Ask any dog lover and they’ll tell you – there is nothing quite like the thrill of bringing home a new addition to the family and if this is something you’ve been thinking about there are a few things to think about first.
THINGS TO KNOW BEFORE YOU HEAD TO THE ANIMAL SHELTER OR PET STORE
Adopting a new dog comes filled with excitement and all those wonderful endorphins that furry, crazy puppies cause. But (and not to be a downer), there are some important considerations first.
If you have a young family a snuggly puppy may be just what you’re looking for. Dogs that are good with children like Bulldogs, Golden Retrievers, Beagles and Pugs are all good choices especially if you plan on taking your family for walks for some bonding time.
You’ll also need to ask your family how much commitment time they have or are willing to contribute. Dogs like Maltese Poodles, Dalmations and Jack Russell Terriers all have incredibly high energy levels and need a lot of attention, or they could become depressed.
How much time do you have for training? While it’s true that puppies are at an ideal age to be trained and taken to puppy school, don’t write off the older dogs yet. Turns out, you can teach an old dog new tricks and in some cases, they even make better students as they’re not so easily distracted. You can use all sorts of training tricks, including interactive dog toys, indoor and outdoor training and making use of “pack walking” with other dogs to help them socialize.
If you’re a single person, you’ll also need to consider your current accommodation and or living arrangements. Do you have a safe and secure space for your dog to chill out in when you’re not there?
RESCUE DOG OR POSH PEDIGREE?
There’s no doubt about it. Adopting a rescue is one of the most rewarding and satisfying endeavours you could undertake. The love and appreciation you and your family will get to enjoy for many years to come are undeniable – but there are a few things to keep in mind.
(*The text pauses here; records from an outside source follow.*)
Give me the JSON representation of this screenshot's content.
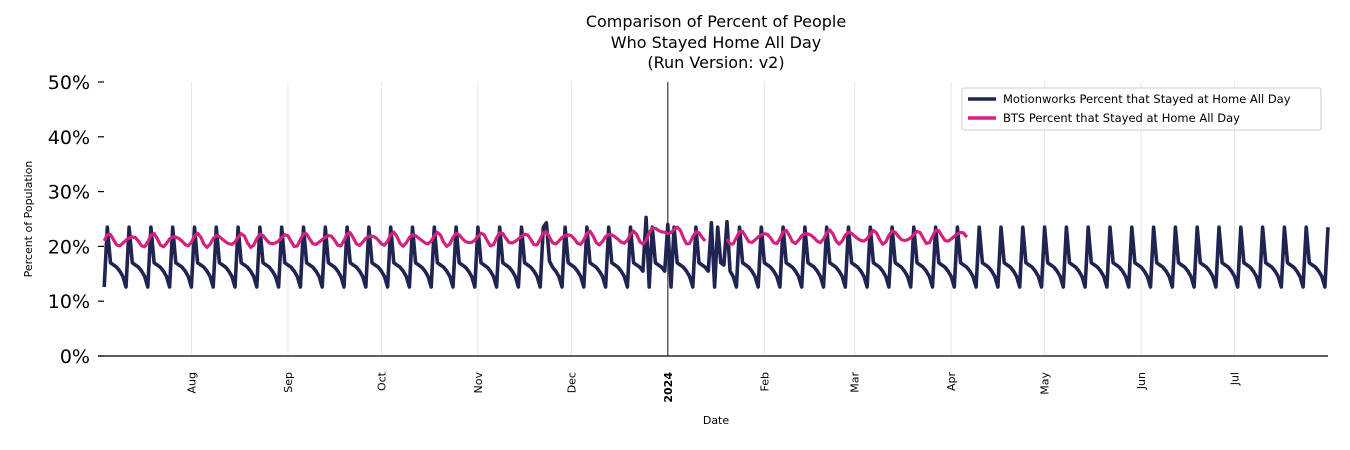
{
  "chart_data": {
    "type": "line",
    "title_lines": [
      "Comparison of Percent of People",
      "Who Stayed Home All Day",
      "(Run Version: v2)"
    ],
    "xlabel": "Date",
    "ylabel": "Percent of Population",
    "ylim": [
      0,
      50
    ],
    "yticks": [
      "0%",
      "10%",
      "20%",
      "30%",
      "40%",
      "50%"
    ],
    "xlim": [
      "2023-07-02",
      "2024-07-31"
    ],
    "xticks": [
      {
        "date": "2023-08-01",
        "label": "Aug",
        "bold": false
      },
      {
        "date": "2023-09-01",
        "label": "Sep",
        "bold": false
      },
      {
        "date": "2023-10-01",
        "label": "Oct",
        "bold": false
      },
      {
        "date": "2023-11-01",
        "label": "Nov",
        "bold": false
      },
      {
        "date": "2023-12-01",
        "label": "Dec",
        "bold": false
      },
      {
        "date": "2024-01-01",
        "label": "2024",
        "bold": true
      },
      {
        "date": "2024-02-01",
        "label": "Feb",
        "bold": false
      },
      {
        "date": "2024-03-01",
        "label": "Mar",
        "bold": false
      },
      {
        "date": "2024-04-01",
        "label": "Apr",
        "bold": false
      },
      {
        "date": "2024-05-01",
        "label": "May",
        "bold": false
      },
      {
        "date": "2024-06-01",
        "label": "Jun",
        "bold": false
      },
      {
        "date": "2024-07-01",
        "label": "Jul",
        "bold": false
      }
    ],
    "vline_date": "2024-01-01",
    "grid_x": true,
    "legend_position": "top-right",
    "series": [
      {
        "name": "Motionworks Percent that Stayed at Home All Day",
        "color": "#1f2451",
        "start": "2023-07-04",
        "end": "2024-07-31",
        "weekly_pattern": [
          23.5,
          17.0,
          16.6,
          16.2,
          15.5,
          14.5,
          12.6
        ],
        "first_peak": "2023-07-05",
        "anomalies": [
          {
            "date": "2023-11-23",
            "value": 24.3
          },
          {
            "date": "2023-11-24",
            "value": 17.3
          },
          {
            "date": "2023-12-25",
            "value": 25.3
          },
          {
            "date": "2024-01-01",
            "value": 24.0
          },
          {
            "date": "2024-01-15",
            "value": 24.3
          },
          {
            "date": "2024-01-20",
            "value": 24.5
          }
        ]
      },
      {
        "name": "BTS Percent that Stayed at Home All Day",
        "color": "#d3227e",
        "start": "2023-07-04",
        "end": "2024-04-06",
        "gap": [
          "2024-01-14",
          "2024-01-19"
        ],
        "level_start": 21.0,
        "level_end": 21.8,
        "oscillation": 1.0,
        "holiday_bump": {
          "date": "2023-12-31",
          "value": 23.5
        }
      }
    ]
  }
}
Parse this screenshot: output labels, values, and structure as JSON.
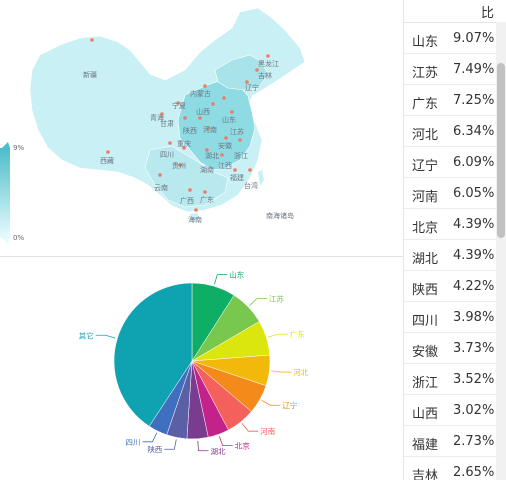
{
  "table": {
    "header": "比",
    "rows": [
      {
        "prov": "山东",
        "val": "9.07%"
      },
      {
        "prov": "江苏",
        "val": "7.49%"
      },
      {
        "prov": "广东",
        "val": "7.25%"
      },
      {
        "prov": "河北",
        "val": "6.34%"
      },
      {
        "prov": "辽宁",
        "val": "6.09%"
      },
      {
        "prov": "河南",
        "val": "6.05%"
      },
      {
        "prov": "北京",
        "val": "4.39%"
      },
      {
        "prov": "湖北",
        "val": "4.39%"
      },
      {
        "prov": "陕西",
        "val": "4.22%"
      },
      {
        "prov": "四川",
        "val": "3.98%"
      },
      {
        "prov": "安徽",
        "val": "3.73%"
      },
      {
        "prov": "浙江",
        "val": "3.52%"
      },
      {
        "prov": "山西",
        "val": "3.02%"
      },
      {
        "prov": "福建",
        "val": "2.73%"
      },
      {
        "prov": "吉林",
        "val": "2.65%"
      }
    ]
  },
  "map": {
    "legend_max": "9%",
    "legend_min": "0%",
    "color_low": "#d8f6fa",
    "color_high": "#4dbccb",
    "labels": {
      "xinjiang": "新疆",
      "xizang": "西藏",
      "heilongjiang": "黑龙江",
      "jilin": "吉林",
      "liaoning": "辽宁",
      "neimenggu": "内蒙古",
      "ningxia": "宁夏",
      "qinghai": "青海",
      "gansu": "甘肃",
      "shaanxi": "陕西",
      "shanxi": "山西",
      "henan": "河南",
      "sichuan": "四川",
      "chongqing": "重庆",
      "hubei": "湖北",
      "anhui": "安徽",
      "jiangxi": "江西",
      "hunan": "湖南",
      "guizhou": "贵州",
      "yunnan": "云南",
      "guangxi": "广西",
      "guangdong": "广东",
      "fujian": "福建",
      "zhejiang": "浙江",
      "taiwan": "台湾",
      "hainan": "海南",
      "nanhai": "南海诸岛",
      "shandong": "山东",
      "jiangsu": "江苏"
    }
  },
  "chart_data": {
    "type": "pie",
    "slices": [
      {
        "name": "山东",
        "value": 9.07,
        "color": "#0fae66"
      },
      {
        "name": "江苏",
        "value": 7.49,
        "color": "#78c74e"
      },
      {
        "name": "广东",
        "value": 7.25,
        "color": "#dbe50e"
      },
      {
        "name": "河北",
        "value": 6.34,
        "color": "#f3b90a"
      },
      {
        "name": "辽宁",
        "value": 6.09,
        "color": "#f38a19"
      },
      {
        "name": "河南",
        "value": 6.05,
        "color": "#f4605c"
      },
      {
        "name": "北京",
        "value": 4.39,
        "color": "#c2228a"
      },
      {
        "name": "湖北",
        "value": 4.39,
        "color": "#7a3c8f"
      },
      {
        "name": "陕西",
        "value": 4.22,
        "color": "#5a5fa6"
      },
      {
        "name": "四川",
        "value": 3.98,
        "color": "#3f6fbf"
      },
      {
        "name": "其它",
        "value": 40.79,
        "color": "#0fa3b1"
      }
    ]
  }
}
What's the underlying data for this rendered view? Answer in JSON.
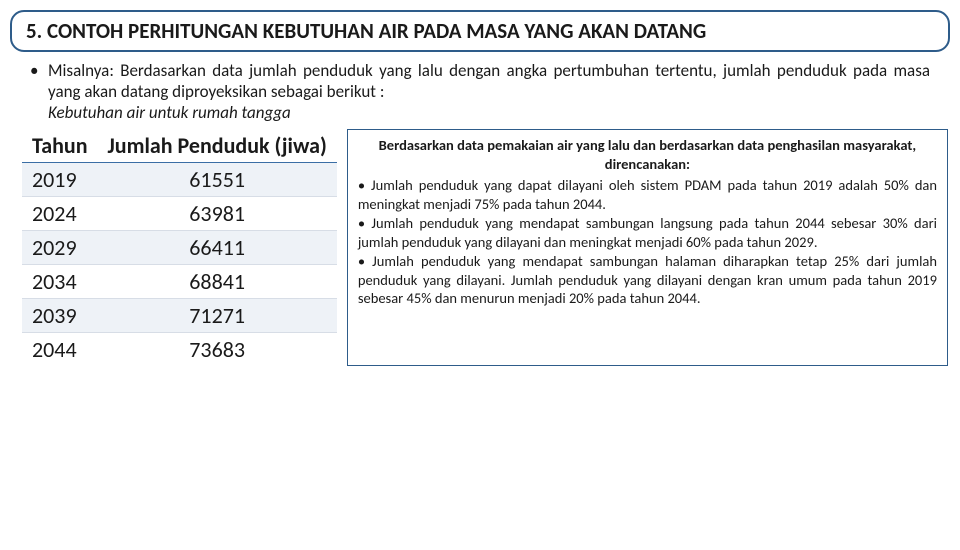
{
  "title": "5. CONTOH PERHITUNGAN KEBUTUHAN AIR PADA MASA YANG AKAN DATANG",
  "intro": {
    "main": "Misalnya: Berdasarkan data jumlah penduduk yang lalu dengan angka pertumbuhan tertentu, jumlah penduduk pada masa yang akan datang diproyeksikan sebagai berikut :",
    "italic": "Kebutuhan air untuk rumah tangga"
  },
  "table": {
    "type": "table",
    "columns": [
      "Tahun",
      "Jumlah Penduduk (jiwa)"
    ],
    "rows": [
      [
        "2019",
        "61551"
      ],
      [
        "2024",
        "63981"
      ],
      [
        "2029",
        "66411"
      ],
      [
        "2034",
        "68841"
      ],
      [
        "2039",
        "71271"
      ],
      [
        "2044",
        "73683"
      ]
    ],
    "header_border_color": "#3a6ea5",
    "row_alt_bg": "#eef2f7",
    "font_size": 22
  },
  "sidebox": {
    "heading": "Berdasarkan data pemakaian air yang lalu dan berdasarkan data penghasilan masyarakat, direncanakan:",
    "points": [
      "• Jumlah penduduk yang dapat dilayani oleh sistem PDAM pada tahun 2019 adalah 50% dan meningkat menjadi 75% pada tahun 2044.",
      "• Jumlah penduduk yang mendapat sambungan langsung pada tahun 2044 sebesar 30% dari jumlah penduduk yang dilayani dan meningkat menjadi 60% pada tahun 2029.",
      "• Jumlah penduduk yang mendapat sambungan halaman diharapkan tetap 25% dari jumlah penduduk yang dilayani. Jumlah penduduk yang dilayani dengan kran umum pada tahun 2019 sebesar 45% dan menurun menjadi 20% pada tahun 2044."
    ]
  },
  "colors": {
    "box_border": "#2e5c8a",
    "background": "#ffffff",
    "text": "#1a1a1a"
  }
}
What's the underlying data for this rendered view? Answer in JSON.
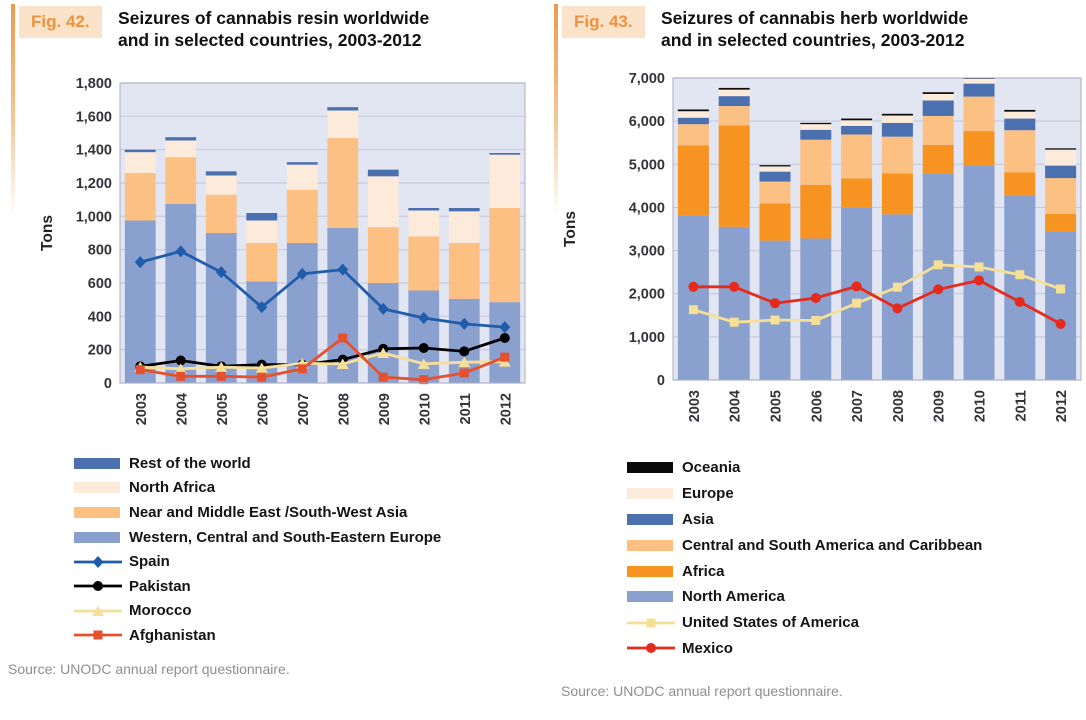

It is a bit of a misconception that all rescued dogs come with bags full of anxiety and behavioural problems. While it is worth attempting to find out as much about the dog’s background as possible, in most instances just about all initial behavioural issues will sort themselves out. But, it’s going to require patience, time and heaps of love, care and affection.
But if you’re passionate about certain breeds then, adopting a dog with an established pedigree is just as much fun and if you’re planning on “showing” the dog or entering them into competitions you’ll find a wonderful activity that your whole family can take part in.
TO PET INSURE, OR NOT TO PET INSURE?
Not many of us can afford to fork out potentially thousands due to an unplanned visit to the vet – and they’re not getting any cheaper. Accidents, injuries, illnesses and more could leave you drastically out of pocket. So it’s a wise idea to look around for the best possible pet insurance that you can afford.
Now that you’re ready to adopt it’s time for the fun to start. Take your time and visit a few different animal shelters or breeders and if you have kids, let them be part of the process too.